Harry’s cruel words (which are tinged with truth) set in motion doubts within Joan that is nicely timed with her friend Kate visiting from out of town. Kate is incredibly impressed with Joan’s title at work and even when Joan admits that she is still treated like a glorified secretary, Kate suggests that this shouldn’t matter as she still has the ability to say that she is a partner. Joan’s story ties in with Dawn’s, another person who is having a perception issue. Dawn’s friend Nikki thinks that Dawn is being taken advantage of by the other secretaries at SCDP (and if they’re aware of the issue that Pete mentions when it comes to not being able to fire Dawn, Nikki might be right). Dawn doesn’t believe this to be the case, but when she apologizes to Joan she claims that the only person whose opinion she cares about is Joan’s even if that isolates her.
– “Project K” isn’t the most subtle secret project title, but watching Ginsberg try to figure out what it means is a lot of fun. This episode had quite a lot of humorous moments with this project before their failure and I would happily watch more scenes in the windowless room if they involve Stan and Don getting high debating whether hot dogs make you think of ketchup or mustard. Mustard is my answer to that question.
– The telephone restaurant that Joan and Kate go to feels like a real life version of Dream Phone.

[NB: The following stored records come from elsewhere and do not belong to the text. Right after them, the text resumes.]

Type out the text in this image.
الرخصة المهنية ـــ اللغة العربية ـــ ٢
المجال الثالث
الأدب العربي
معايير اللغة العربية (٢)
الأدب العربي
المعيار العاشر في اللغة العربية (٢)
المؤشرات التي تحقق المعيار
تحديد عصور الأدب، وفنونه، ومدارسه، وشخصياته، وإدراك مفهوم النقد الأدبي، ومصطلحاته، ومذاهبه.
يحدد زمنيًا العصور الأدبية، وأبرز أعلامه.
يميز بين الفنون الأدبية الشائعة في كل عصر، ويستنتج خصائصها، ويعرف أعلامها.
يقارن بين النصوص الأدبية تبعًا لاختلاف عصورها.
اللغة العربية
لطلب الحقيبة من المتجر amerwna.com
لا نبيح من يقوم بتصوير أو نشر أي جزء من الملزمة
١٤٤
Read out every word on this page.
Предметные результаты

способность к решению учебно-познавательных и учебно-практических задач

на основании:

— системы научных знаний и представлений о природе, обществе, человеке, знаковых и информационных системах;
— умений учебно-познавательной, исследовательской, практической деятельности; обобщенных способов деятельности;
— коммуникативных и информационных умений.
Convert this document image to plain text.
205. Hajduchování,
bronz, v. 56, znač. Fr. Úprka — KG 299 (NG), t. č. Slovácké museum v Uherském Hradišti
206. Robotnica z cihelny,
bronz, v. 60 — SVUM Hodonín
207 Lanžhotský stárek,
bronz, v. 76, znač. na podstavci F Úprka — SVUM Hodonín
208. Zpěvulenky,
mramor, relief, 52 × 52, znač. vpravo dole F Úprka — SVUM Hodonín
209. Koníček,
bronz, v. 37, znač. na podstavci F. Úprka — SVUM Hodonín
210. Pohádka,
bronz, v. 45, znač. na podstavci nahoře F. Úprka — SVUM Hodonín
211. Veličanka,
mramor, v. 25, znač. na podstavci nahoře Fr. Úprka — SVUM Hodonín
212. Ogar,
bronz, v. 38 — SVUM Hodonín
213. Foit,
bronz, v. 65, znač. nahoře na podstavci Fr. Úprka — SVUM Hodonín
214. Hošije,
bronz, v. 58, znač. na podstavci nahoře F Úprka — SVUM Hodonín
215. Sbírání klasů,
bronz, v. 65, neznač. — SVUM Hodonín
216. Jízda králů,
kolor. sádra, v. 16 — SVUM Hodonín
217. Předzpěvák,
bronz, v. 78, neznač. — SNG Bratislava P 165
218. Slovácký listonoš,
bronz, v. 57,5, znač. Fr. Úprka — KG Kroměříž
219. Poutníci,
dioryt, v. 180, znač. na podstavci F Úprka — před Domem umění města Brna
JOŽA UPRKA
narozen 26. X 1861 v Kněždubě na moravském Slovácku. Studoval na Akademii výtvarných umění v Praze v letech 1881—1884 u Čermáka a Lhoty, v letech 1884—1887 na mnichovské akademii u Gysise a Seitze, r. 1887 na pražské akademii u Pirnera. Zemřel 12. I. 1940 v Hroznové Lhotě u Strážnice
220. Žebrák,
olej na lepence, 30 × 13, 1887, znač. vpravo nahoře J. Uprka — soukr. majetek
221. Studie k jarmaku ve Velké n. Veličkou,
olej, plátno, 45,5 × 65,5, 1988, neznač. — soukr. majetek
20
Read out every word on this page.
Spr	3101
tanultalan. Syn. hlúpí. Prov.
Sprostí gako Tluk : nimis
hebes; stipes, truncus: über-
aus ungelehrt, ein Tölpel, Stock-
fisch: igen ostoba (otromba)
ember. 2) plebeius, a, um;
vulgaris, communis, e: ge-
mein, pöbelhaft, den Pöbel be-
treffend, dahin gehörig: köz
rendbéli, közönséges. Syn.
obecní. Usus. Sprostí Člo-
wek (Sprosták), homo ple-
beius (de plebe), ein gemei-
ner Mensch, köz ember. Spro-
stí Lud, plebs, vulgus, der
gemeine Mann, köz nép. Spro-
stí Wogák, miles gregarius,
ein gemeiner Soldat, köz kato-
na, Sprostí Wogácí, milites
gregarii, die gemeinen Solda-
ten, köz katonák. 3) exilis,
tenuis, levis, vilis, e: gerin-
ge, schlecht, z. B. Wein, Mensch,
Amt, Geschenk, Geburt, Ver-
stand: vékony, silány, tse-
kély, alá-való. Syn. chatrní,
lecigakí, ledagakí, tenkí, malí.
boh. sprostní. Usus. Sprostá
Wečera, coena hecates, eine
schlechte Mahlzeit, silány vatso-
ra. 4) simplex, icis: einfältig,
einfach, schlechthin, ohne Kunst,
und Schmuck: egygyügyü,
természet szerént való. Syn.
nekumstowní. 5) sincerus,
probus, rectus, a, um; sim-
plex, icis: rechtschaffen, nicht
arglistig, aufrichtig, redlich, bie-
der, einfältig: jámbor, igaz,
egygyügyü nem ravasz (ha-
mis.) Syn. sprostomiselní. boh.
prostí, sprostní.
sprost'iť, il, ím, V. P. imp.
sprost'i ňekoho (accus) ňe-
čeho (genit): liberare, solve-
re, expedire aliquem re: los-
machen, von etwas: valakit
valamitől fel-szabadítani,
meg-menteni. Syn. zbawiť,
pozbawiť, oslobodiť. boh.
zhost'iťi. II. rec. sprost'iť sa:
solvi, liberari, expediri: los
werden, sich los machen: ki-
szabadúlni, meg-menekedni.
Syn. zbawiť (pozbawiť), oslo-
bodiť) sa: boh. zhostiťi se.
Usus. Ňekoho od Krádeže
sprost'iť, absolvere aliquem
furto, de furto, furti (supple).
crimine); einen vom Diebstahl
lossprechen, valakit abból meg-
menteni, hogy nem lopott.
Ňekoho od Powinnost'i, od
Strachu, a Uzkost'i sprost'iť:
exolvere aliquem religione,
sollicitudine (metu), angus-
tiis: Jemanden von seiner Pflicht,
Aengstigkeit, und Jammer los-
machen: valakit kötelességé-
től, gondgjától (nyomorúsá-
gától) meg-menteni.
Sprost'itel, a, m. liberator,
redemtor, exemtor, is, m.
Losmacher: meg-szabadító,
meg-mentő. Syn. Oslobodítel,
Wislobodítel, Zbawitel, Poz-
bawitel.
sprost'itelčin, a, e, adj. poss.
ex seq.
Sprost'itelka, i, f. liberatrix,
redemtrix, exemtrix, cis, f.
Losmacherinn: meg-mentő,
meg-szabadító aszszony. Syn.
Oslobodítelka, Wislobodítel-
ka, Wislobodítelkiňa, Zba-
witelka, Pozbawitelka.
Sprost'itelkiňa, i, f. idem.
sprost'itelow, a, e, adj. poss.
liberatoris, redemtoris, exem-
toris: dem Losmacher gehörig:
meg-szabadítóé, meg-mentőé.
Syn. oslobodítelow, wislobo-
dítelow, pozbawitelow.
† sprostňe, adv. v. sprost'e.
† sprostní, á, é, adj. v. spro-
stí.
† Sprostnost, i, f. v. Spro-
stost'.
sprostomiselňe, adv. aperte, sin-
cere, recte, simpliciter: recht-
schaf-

– The transition from the awkward cab set up to the same seating positions in the club in the East Village with Joan, Kate and the phone restaurant waiter is really superb and thanks to the music in the club it feels quite hypnotic. The morning after showed both ladies suffering from hangovers – Joan’s mother helpfully asks “Do you need to throw up?” – and it’s a small detail but Joan’s dress that she is still wearing has a small rip in it. Betty’s trip to the East Village also ended up with torn clothes.
– Bert didn’t have an office when there was only one floor, but now they have another floor he gets a palatial space and he still has his no shoe rule. I would also happily watch hours of Bert and Roger chatting about politics and commenting on how awful Harry is (who is pretty ungrateful for a check that huge). Also Harry should never compare himself to Bert.
– Don catches on to the swinging offer at dinner a lot quicker than Megan does and his reaction of disgust and surprise is pretty wonderful. It doesn’t appear that they will be attending any key parties in the future as Don prefers his affairs in the traditional secret manner.
– Another moment of hilarious disgust from Don is when Pete offers him the use of his apartment if he ever needs it *nudge, nudge wink, wink.*
– The Vietnam War is mentioned in several storylines this week showing how it is becoming central to all that is going on in the U.S. in 1968. Don is against the war if anyone was wondering.